III

However much at fault I may be in recollection of our arrival at Sydney, my memories of our first night at Livorno Bay (so my father christened the derelict's resting-place) could hardly be more vivid and distinct. That night marks for me the beginning of a definite epoch in my life.

I passed the spot in a large inter-state steamer last year. There was no sign of any ship there then, so far, at all events, as I could make out with a borrowed pair of glasses; and the place looked very much the same as any other part of the Australian coast. There are thousands of such indentations around the shores of the island continent, with low headlands of jagged rock by way of horns, and terraces of shell-strewn sand dotted over with ti-tree scrub, which merges into a low-lying bush of swamp oak and suchlike growths, among which, as like as not, you shall find, as we found, a more or less extensive salt-water lagoon, over the sandy bar of which big, tossing breakers will roll in from the Pacific in stormy weather. Yes, I would say now that there is nothing very peculiar or distinctive about Livorno Bay for the observer who is familiar with other parts of Australia's coast.

But in my youthful eyes, seen on the evening of our arrival, after a fifteen miles' walk, and, seen, too, in the glow of a singularly angry-looking evening sky, Livorno Bay, with its derelict barque to focus one's gaze, presented a spectacle almost terrifying in its desolation. Years must have passed since anything edible could have been found on board the Livorno. Yet I hardly think I should exaggerate if I said that two thousand birds rose circling from various points of vantage about the derelict as we approached her sides. That this winged and highly vocal congregation resented our intrusion was not to be doubted for a moment. Short of actually attacking us with beak and claw, the creatures could hardly have given more practical expression to their sentiments. The circumstance was trivial, of course, but I think it somewhat dashed my father's ardour, and I know it struck into my very vitals.

'Begone, you interlopers, or we will rend you! This is no place for humans. Here is only death and desolation for the likes of you. This place belongs of immemorial right to us, and to our masters, the devouring elements. Begone!'

So it seemed we were screamed at from thousands of hoarse throats.

For my part I was well pleased when my father agreed to Ted's suggestion that we should postpone till morning our inspection of the ship, and, in the meantime, concentrate upon the more immediate necessity of pitching camp for the night in the shelter of the timber belt and outside the domain of the screaming sea-birds. Our tent was fortunately not one of the cumbersome sort I had seen on Wimbledon Common at home, but a light Australian contrivance of cotton, enclosing a space ten feet by eight, and protected by a good large fly. Thanks mainly to Ted and his axe we had the necessary stakes cut, and the tent pitched before dark. Meanwhile, the little fire Ted had lighted against a blackened tree-stump had grown into the sort of fiery furnace that was associated in my mind with certain passages in the Old Testament; and, suspended by a piece of fencing wire from a cross stake on two forked sticks, our billy was boiling vigorously.

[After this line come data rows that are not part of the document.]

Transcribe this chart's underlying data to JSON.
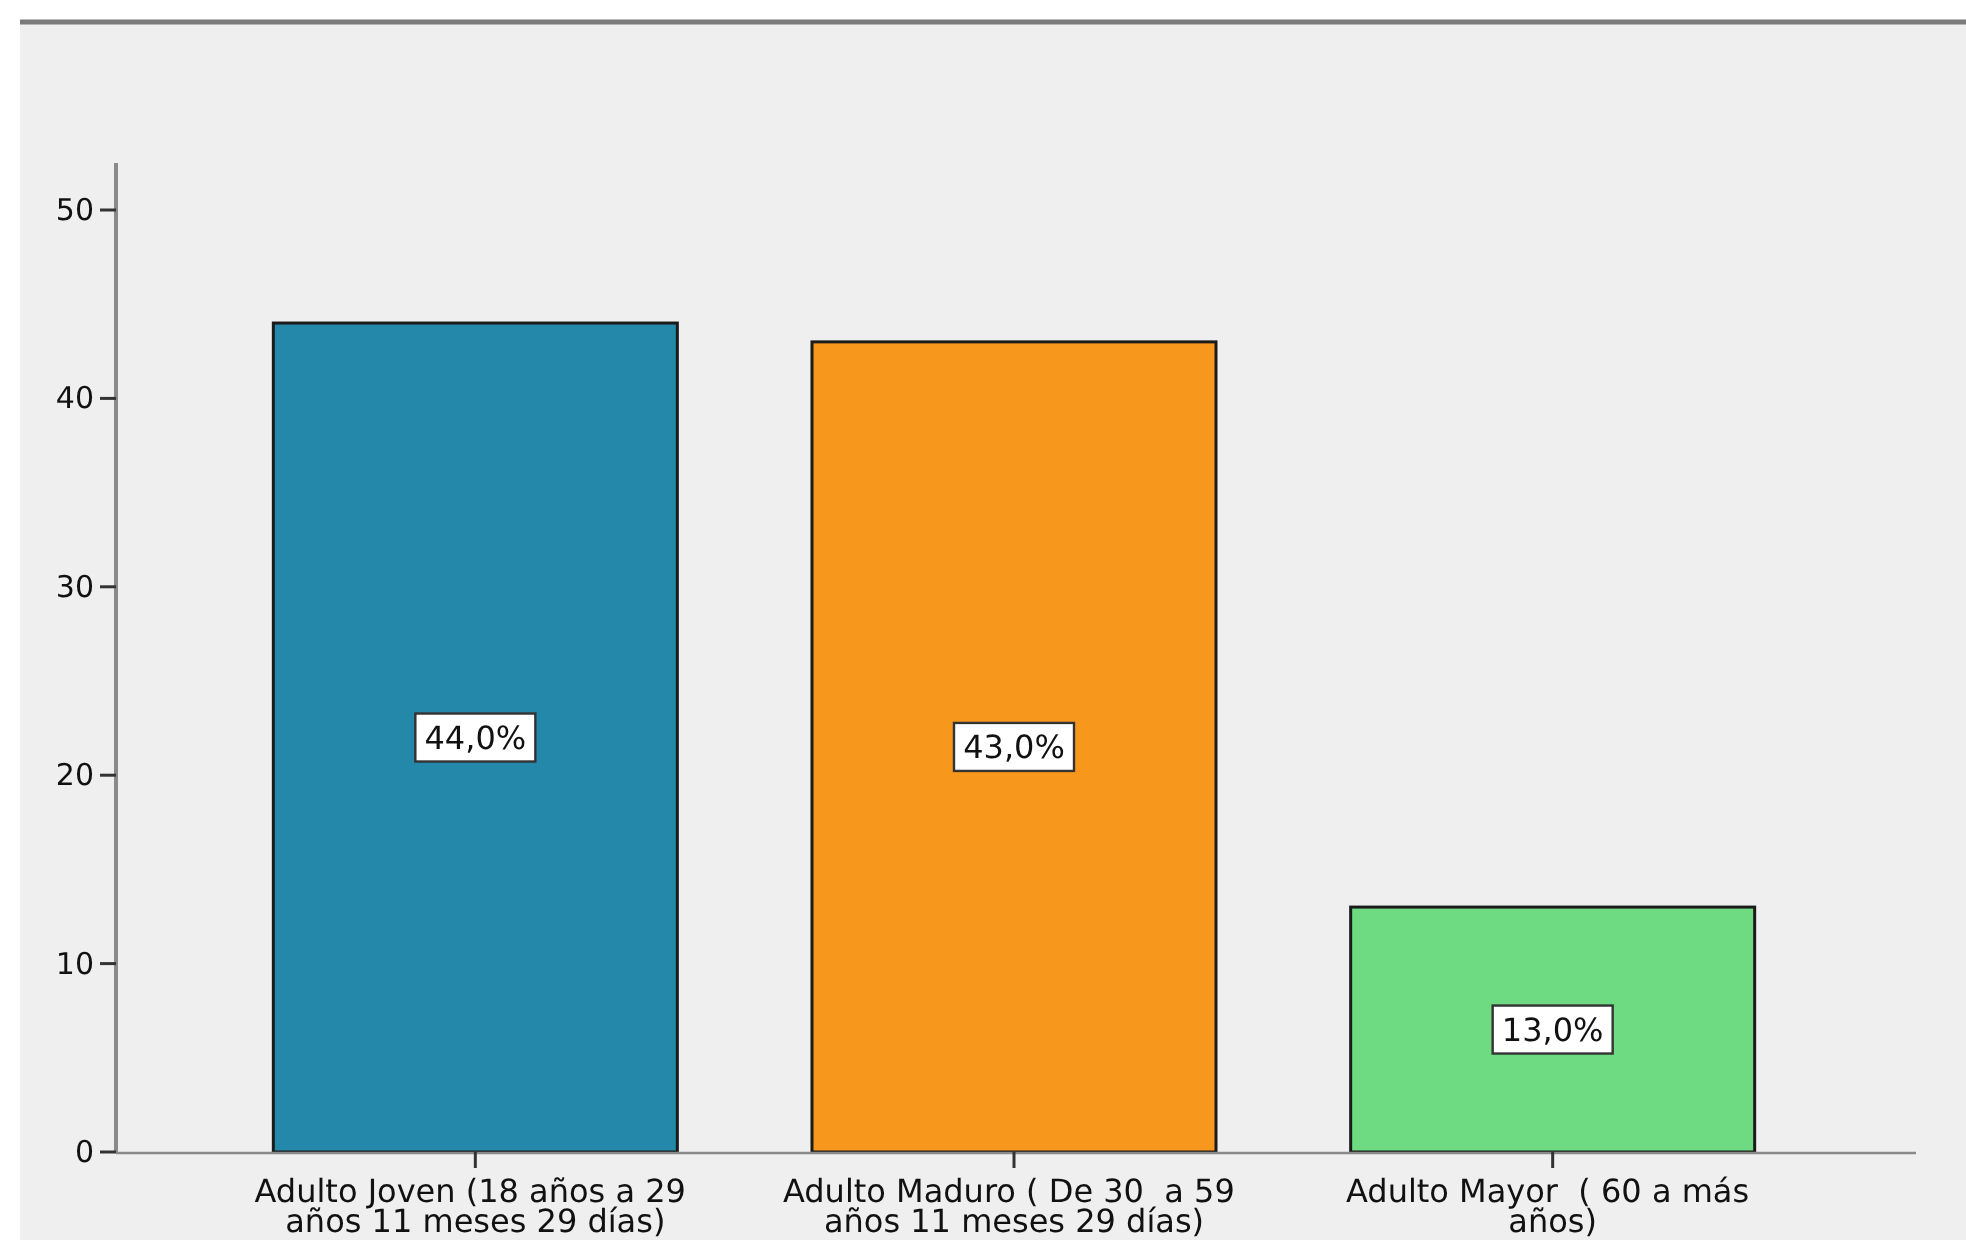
{
  "chart_data": {
    "type": "bar",
    "categories": [
      "Adulto Joven (18 años a 29 años 11 meses 29 días)",
      "Adulto Maduro ( De 30  a 59 años 11 meses 29 días)",
      "Adulto Mayor  ( 60 a más años)"
    ],
    "values": [
      44,
      43,
      13
    ],
    "colors": [
      "#2388aa",
      "#f7981d",
      "#6edb82"
    ],
    "value_labels": [
      "44,0%",
      "43,0%",
      "13,0%"
    ],
    "ylim": [
      0,
      52.5
    ],
    "yticks": [
      0,
      10,
      20,
      30,
      40,
      50
    ]
  }
}
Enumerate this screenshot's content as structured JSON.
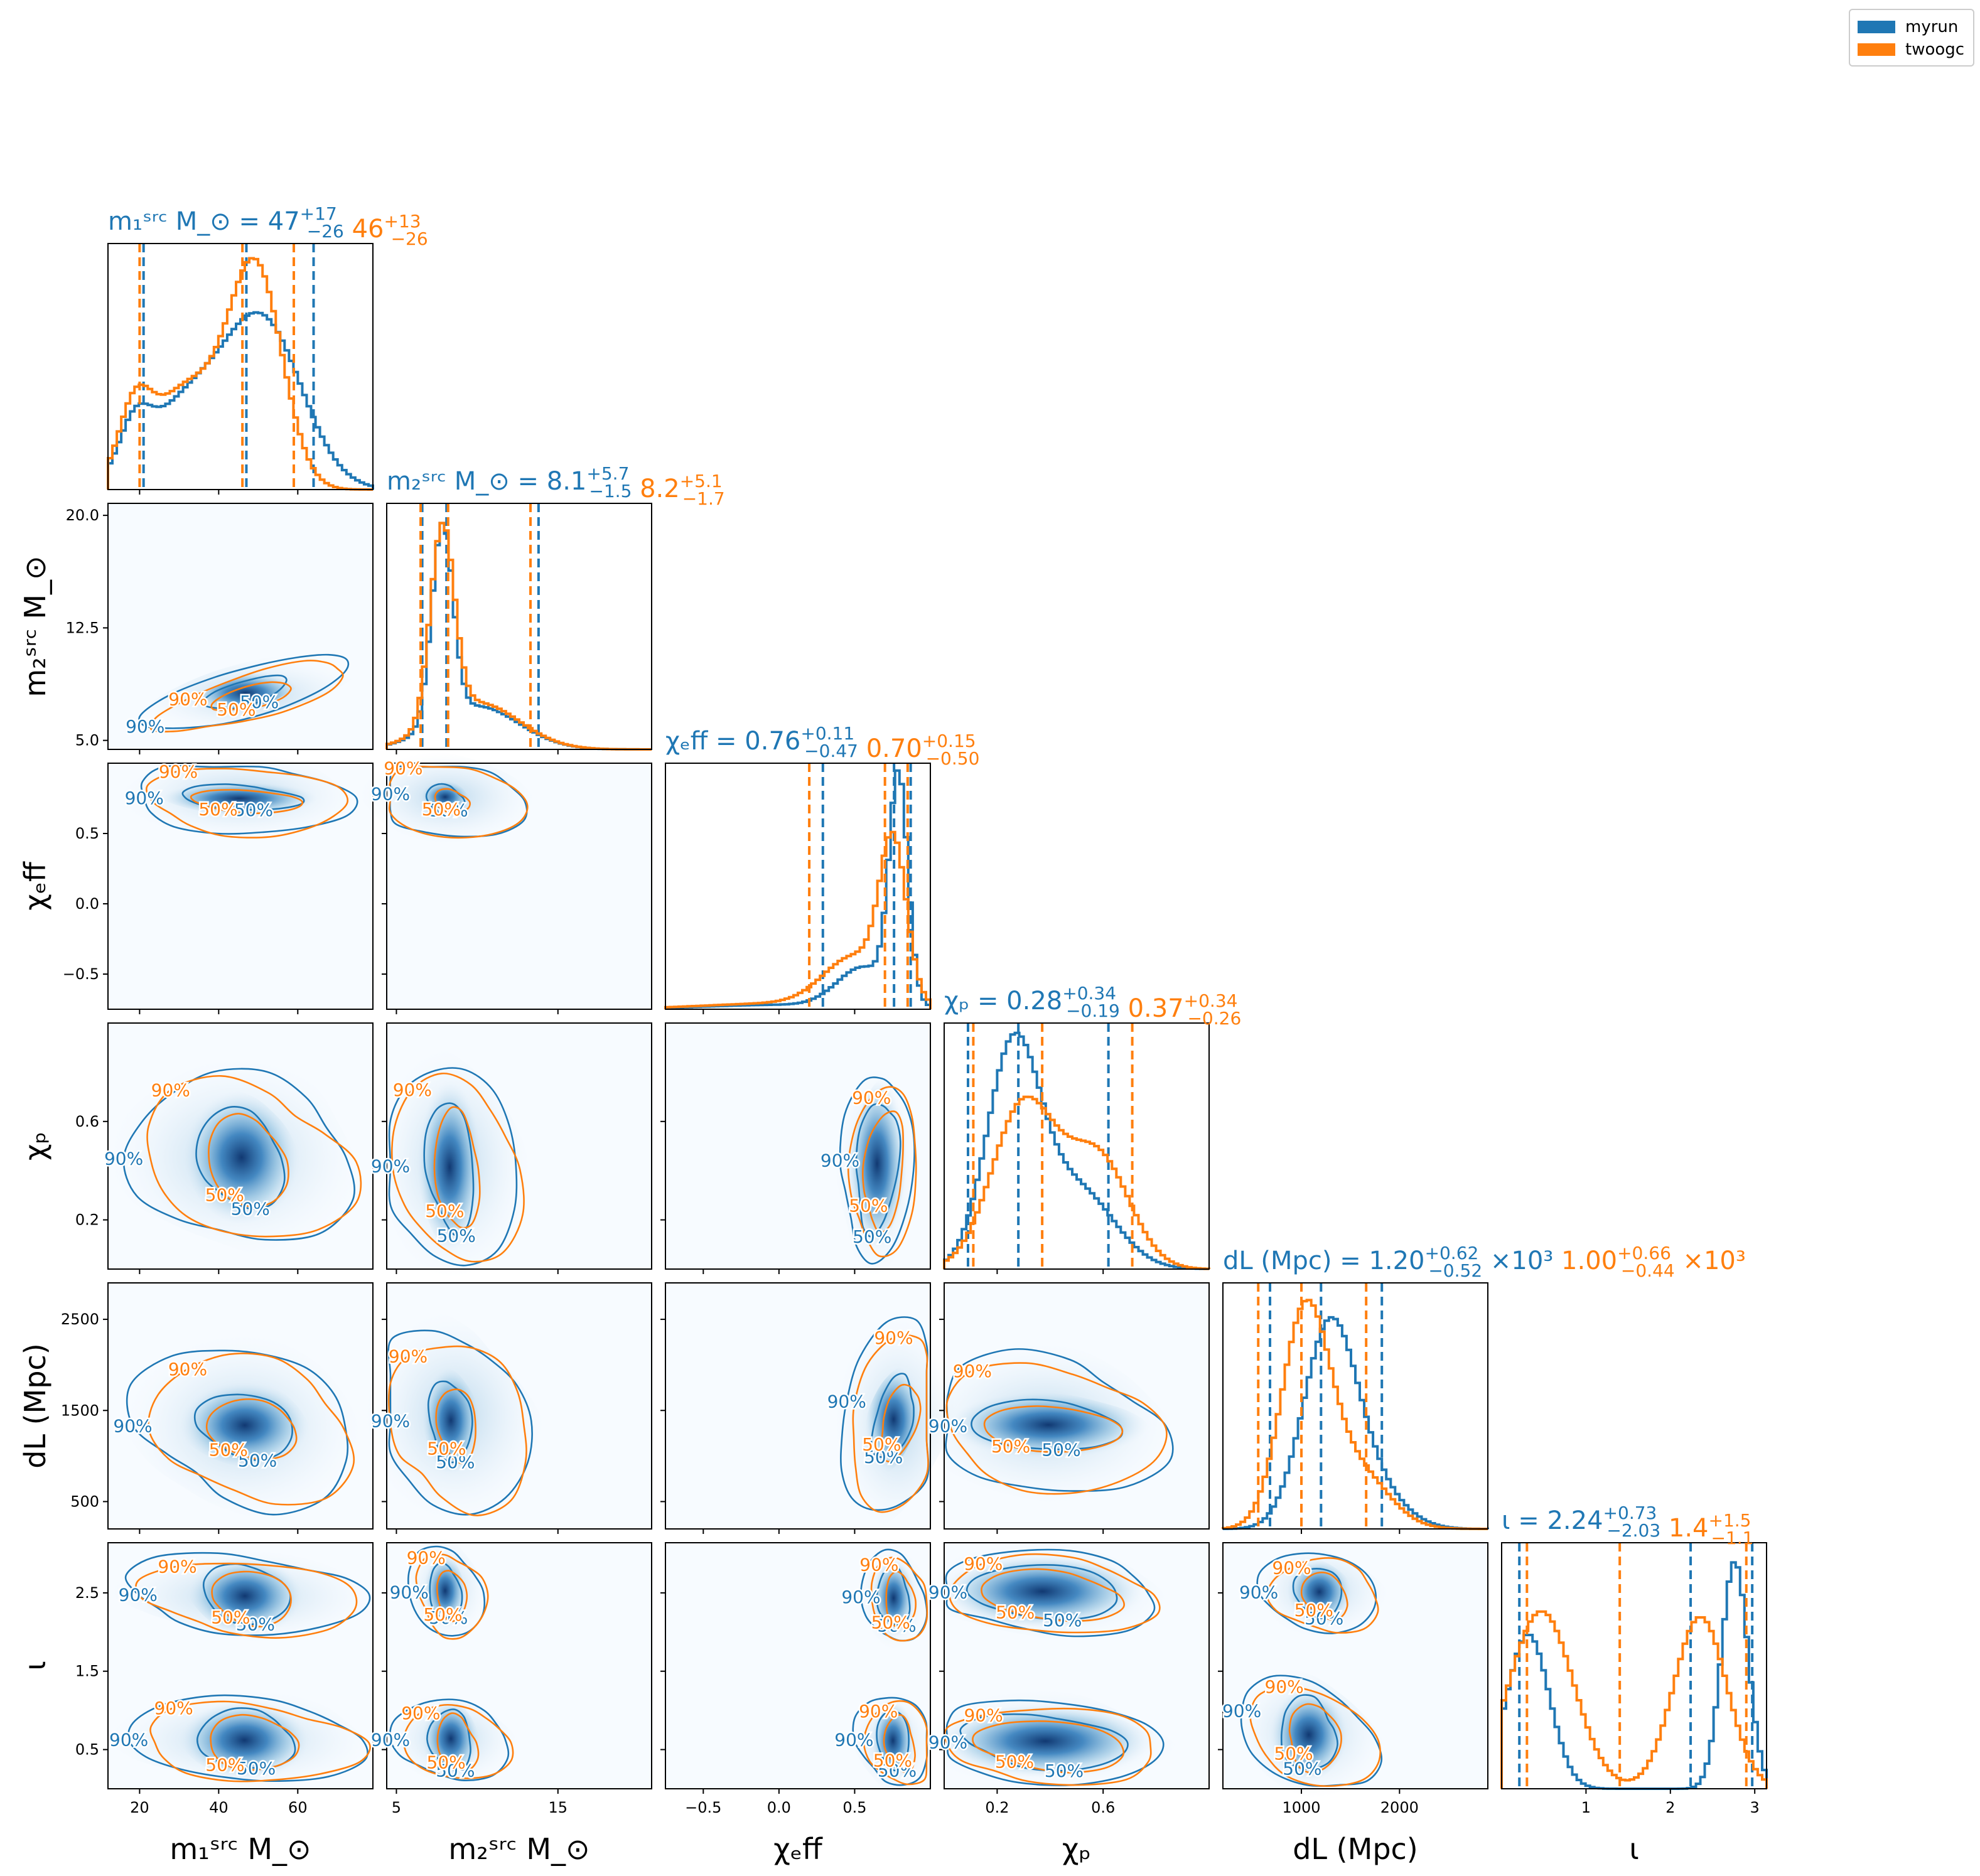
{
  "legend": {
    "entries": [
      {
        "name": "myrun",
        "color": "#1f77b4"
      },
      {
        "name": "twoogc",
        "color": "#ff7f0e"
      }
    ],
    "placement": "top-right"
  },
  "chart_data": {
    "type": "corner",
    "parameters": [
      {
        "key": "m1",
        "label": "m_1^src M_⊙",
        "range": [
          12,
          79
        ],
        "ticks": [
          20,
          40,
          60
        ],
        "tick_labels": [
          "20",
          "40",
          "60"
        ]
      },
      {
        "key": "m2",
        "label": "m_2^src M_⊙",
        "range": [
          4.4,
          20.8
        ],
        "ticks": [
          5,
          15
        ],
        "tick_labels": [
          "5",
          "15"
        ],
        "y_ticks": [
          5.0,
          12.5,
          20.0
        ],
        "y_tick_labels": [
          "5.0",
          "12.5",
          "20.0"
        ]
      },
      {
        "key": "chi_eff",
        "label": "χ_eff",
        "range": [
          -0.75,
          1.0
        ],
        "ticks": [
          -0.5,
          0.0,
          0.5
        ],
        "tick_labels": [
          "−0.5",
          "0.0",
          "0.5"
        ]
      },
      {
        "key": "chi_p",
        "label": "χ_p",
        "range": [
          0.0,
          1.0
        ],
        "ticks": [
          0.2,
          0.6
        ],
        "tick_labels": [
          "0.2",
          "0.6"
        ]
      },
      {
        "key": "d_L",
        "label": "d_L (Mpc)",
        "range": [
          200,
          2900
        ],
        "ticks": [
          1000,
          2000
        ],
        "tick_labels": [
          "1000",
          "2000"
        ],
        "y_ticks": [
          500,
          1500,
          2500
        ],
        "y_tick_labels": [
          "500",
          "1500",
          "2500"
        ]
      },
      {
        "key": "iota",
        "label": "ι",
        "range": [
          0.0,
          3.14
        ],
        "ticks": [
          1,
          2,
          3
        ],
        "tick_labels": [
          "1",
          "2",
          "3"
        ],
        "y_ticks": [
          0.5,
          1.5,
          2.5
        ],
        "y_tick_labels": [
          "0.5",
          "1.5",
          "2.5"
        ]
      }
    ],
    "y_labels_left": [
      "m_2^src M_⊙",
      "χ_eff",
      "χ_p",
      "d_L (Mpc)",
      "ι"
    ],
    "series": [
      {
        "name": "myrun",
        "color": "#1f77b4",
        "summary": [
          {
            "median": "47",
            "plus": "+17",
            "minus": "−26",
            "value": 47,
            "lo": 21,
            "hi": 64
          },
          {
            "median": "8.1",
            "plus": "+5.7",
            "minus": "−1.5",
            "value": 8.1,
            "lo": 6.6,
            "hi": 13.8
          },
          {
            "median": "0.76",
            "plus": "+0.11",
            "minus": "−0.47",
            "value": 0.76,
            "lo": 0.29,
            "hi": 0.87
          },
          {
            "median": "0.28",
            "plus": "+0.34",
            "minus": "−0.19",
            "value": 0.28,
            "lo": 0.09,
            "hi": 0.62
          },
          {
            "median": "1.20",
            "plus": "+0.62",
            "minus": "−0.52",
            "suffix": "×10³",
            "value": 1200,
            "lo": 680,
            "hi": 1820
          },
          {
            "median": "2.24",
            "plus": "+0.73",
            "minus": "−2.03",
            "value": 2.24,
            "lo": 0.21,
            "hi": 2.97
          }
        ]
      },
      {
        "name": "twoogc",
        "color": "#ff7f0e",
        "summary": [
          {
            "median": "46",
            "plus": "+13",
            "minus": "−26",
            "value": 46,
            "lo": 20,
            "hi": 59
          },
          {
            "median": "8.2",
            "plus": "+5.1",
            "minus": "−1.7",
            "value": 8.2,
            "lo": 6.5,
            "hi": 13.3
          },
          {
            "median": "0.70",
            "plus": "+0.15",
            "minus": "−0.50",
            "value": 0.7,
            "lo": 0.2,
            "hi": 0.85
          },
          {
            "median": "0.37",
            "plus": "+0.34",
            "minus": "−0.26",
            "value": 0.37,
            "lo": 0.11,
            "hi": 0.71
          },
          {
            "median": "1.00",
            "plus": "+0.66",
            "minus": "−0.44",
            "suffix": "×10³",
            "value": 1000,
            "lo": 560,
            "hi": 1660
          },
          {
            "median": "1.4",
            "plus": "+1.5",
            "minus": "−1.1",
            "value": 1.4,
            "lo": 0.3,
            "hi": 2.9
          }
        ]
      }
    ],
    "contour_labels": [
      "50%",
      "90%"
    ]
  }
}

In all such bush-craft as this Ted was facile princeps, and he asked no better employment. Jerry was turned out to graze, belled and hobbled (for safety in a strange place), and just as actual darkness closed in upon us--no moon was visible that night--we sat down at the mouth of the tent to sup upon corned beef, bread and cheese and jam; the latter in small tins with highly coloured paper wrappers.

By this time my sense of chill and depression had pretty well evaporated. The details of our domesticity were most attractive to me. But I am not sure that my father quite regained his spirits that evening. We each had a canvas camp-stretcher of the collapsible sort. In ten minutes Ted had made himself a hammock bed of two sacks, two saplings, and four forked stakes, which for comfort was quite equal to any camp cot I have yet seen. Sleep came quickly to me, at all events, and whenever I woke during the night, as I did some three or four times, there was booming in my ears that rude music which remained the constant accompaniment of all our lives and doings in Livorno Bay: the dull roar of Pacific breakers on the sand below us, varied by a long sibilant intaking of breath, as it seemed, caused by the back-wash of every wave's subsidence.

Very gently, to avoid disturbing my father--I can see his face on the flimsy cot pillow now, looking sadly fragile and worn--I crept out from our tent in time to see the upper edge of the sun's disc (like a golden dagger of the Moorish shape) flash out its assurance across the sea, and gild with sudden bravery the trucks and spars and frayed rigging of the barque Livorno. Life has no other reassurance to offer which is quite so emphatic as that of the new risen sun; and it is youth, rather than culture, which yields the finest appreciation of this. In its glad light I ran and laughed, half naked, where a few hours earlier, in the murk of coming night, the sense of my own helpless insignificance in all that solitude had descended upon me in the shape of physical fear. Sea and sand laughed with me now, where before they had smitten me with lonely foreboding, almost with terror. I had my first bathe from a Pacific beach that morning; and, given just a shade more of venturesomeness in the outsetting, it had been like to be my last. In Livorno Bay the breakers were big, and the back-wash of their surf very insistent.